Development Commands

# Install dependencies
pnpm install

# Development mode (all packages)
pnpm dev

# Build all (with caching via Turborepo)
pnpm build

# Run tests
pnpm test

# Lint all packages
pnpm lint

# Clean all build outputs
pnpm clean

Turborepo Commands

# Build specific package
pnpm build --filter=@actionbookdev/sdk

# Build package and its dependencies
pnpm build --filter=@actionbookdev/mcp...

Package-Specific Commands

JavaScript SDK (packages/js-sdk):

cd packages/js-sdk
pnpm build            # Build the SDK
pnpm test             # Run tests

MCP Server (packages/mcp):

cd packages/mcp
pnpm build            # Build MCP server
pnpm test             # Run tests

CLI (packages/cli):

cd packages/cli
pnpm build            # Build CLI
pnpm test             # Run tests

AI SDK Tools (packages/tools-ai-sdk):

cd packages/tools-ai-sdk
pnpm build            # Build AI SDK tools
pnpm test             # Run tests

Key Design Decisions

  1. SDK + MCP separation: @actionbookdev/sdk provides core types and tool definitions; @actionbookdev/mcp depends on SDK for MCP protocol implementation
  2. Query-only MCP: MCP provides queries only; Agent executes operations itself
  3. AI SDK integration: @actionbookdev/tools-ai-sdk provides Vercel AI SDK compatible tools

Environment Variables

Each package manages its own .env file.

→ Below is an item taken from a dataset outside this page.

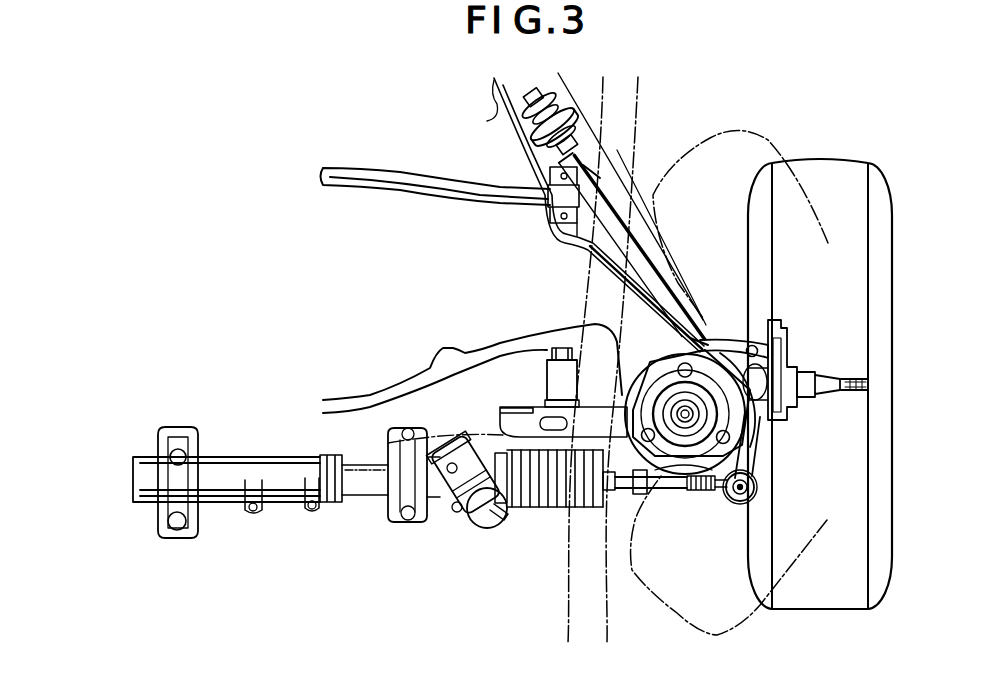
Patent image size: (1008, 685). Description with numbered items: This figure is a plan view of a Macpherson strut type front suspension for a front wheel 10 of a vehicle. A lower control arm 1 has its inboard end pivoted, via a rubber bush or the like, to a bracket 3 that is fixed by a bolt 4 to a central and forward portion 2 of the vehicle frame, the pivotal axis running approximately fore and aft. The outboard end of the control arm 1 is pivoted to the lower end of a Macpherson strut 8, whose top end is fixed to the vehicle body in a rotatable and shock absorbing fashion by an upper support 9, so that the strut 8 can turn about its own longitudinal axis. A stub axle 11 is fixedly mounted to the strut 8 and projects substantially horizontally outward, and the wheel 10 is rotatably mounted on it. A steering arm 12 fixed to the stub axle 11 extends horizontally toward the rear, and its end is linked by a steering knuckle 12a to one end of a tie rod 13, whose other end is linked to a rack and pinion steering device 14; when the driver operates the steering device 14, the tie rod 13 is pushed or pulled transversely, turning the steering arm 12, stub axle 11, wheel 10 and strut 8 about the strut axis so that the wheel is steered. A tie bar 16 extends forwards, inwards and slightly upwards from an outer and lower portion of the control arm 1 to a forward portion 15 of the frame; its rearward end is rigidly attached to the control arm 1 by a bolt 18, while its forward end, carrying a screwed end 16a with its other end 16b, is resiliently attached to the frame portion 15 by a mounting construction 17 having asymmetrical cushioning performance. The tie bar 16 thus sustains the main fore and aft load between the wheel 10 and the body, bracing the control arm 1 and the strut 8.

Check the .env.example in each package.

Development Workflow

  1. This is a pnpm workspace with Turborepo - always use pnpm instead of npm or yarn
  2. Node.js 18+ required (20+ recommended), pnpm 10+ required
  3. Copy .env.example to .env in each package you're working with
  4. Check for existing CLAUDE.md files in subdirectories for package-specific guidance
  5. Follow existing code patterns and conventions in each workspace

File Organization

IMPORTANT: When creating files during development, follow these conventions:

Documentation

All documentation files created during implementation should be placed in:

.docs/

This includes:

  • Architecture documentation
  • Implementation guides
  • API documentation
  • Design decisions
  • Troubleshooting guides

Published Packages

The following packages are published to npm:

Package npm Name Description
packages/js-sdk @actionbookdev/sdk Core SDK with types and tool definitions
packages/mcp @actionbookdev/mcp MCP Server implementation (CLI: actionbook-mcp)
packages/cli @actionbookdev/cli Command line interface
packages/tools-ai-sdk @actionbookdev/tools-ai-sdk Vercel AI SDK tools integration

Release Workflow

This project uses Changesets for versioning and GitHub Actions for automated publishing. Manual publishing is not supported — all releases go through CI.

Developer Steps

# 1. After making changes, create a changeset
pnpm changeset
# Select affected packages, semver bump type (major/minor/patch), and description

# 2. Commit the generated .changeset/*.md file along with your changes
git add .changeset/*.md
git commit -m "[scope]feat: description"

# 3. Push/merge to main — CI handles the rest

CI Release Process (Two-Phase)

Phase 1 — Version PR: When changesets are detected on main, CI automatically creates a "Version Packages" PR that updates package versions, CHANGELOGs, and runs scripts/sync-versions.js to keep derived manifests in sync.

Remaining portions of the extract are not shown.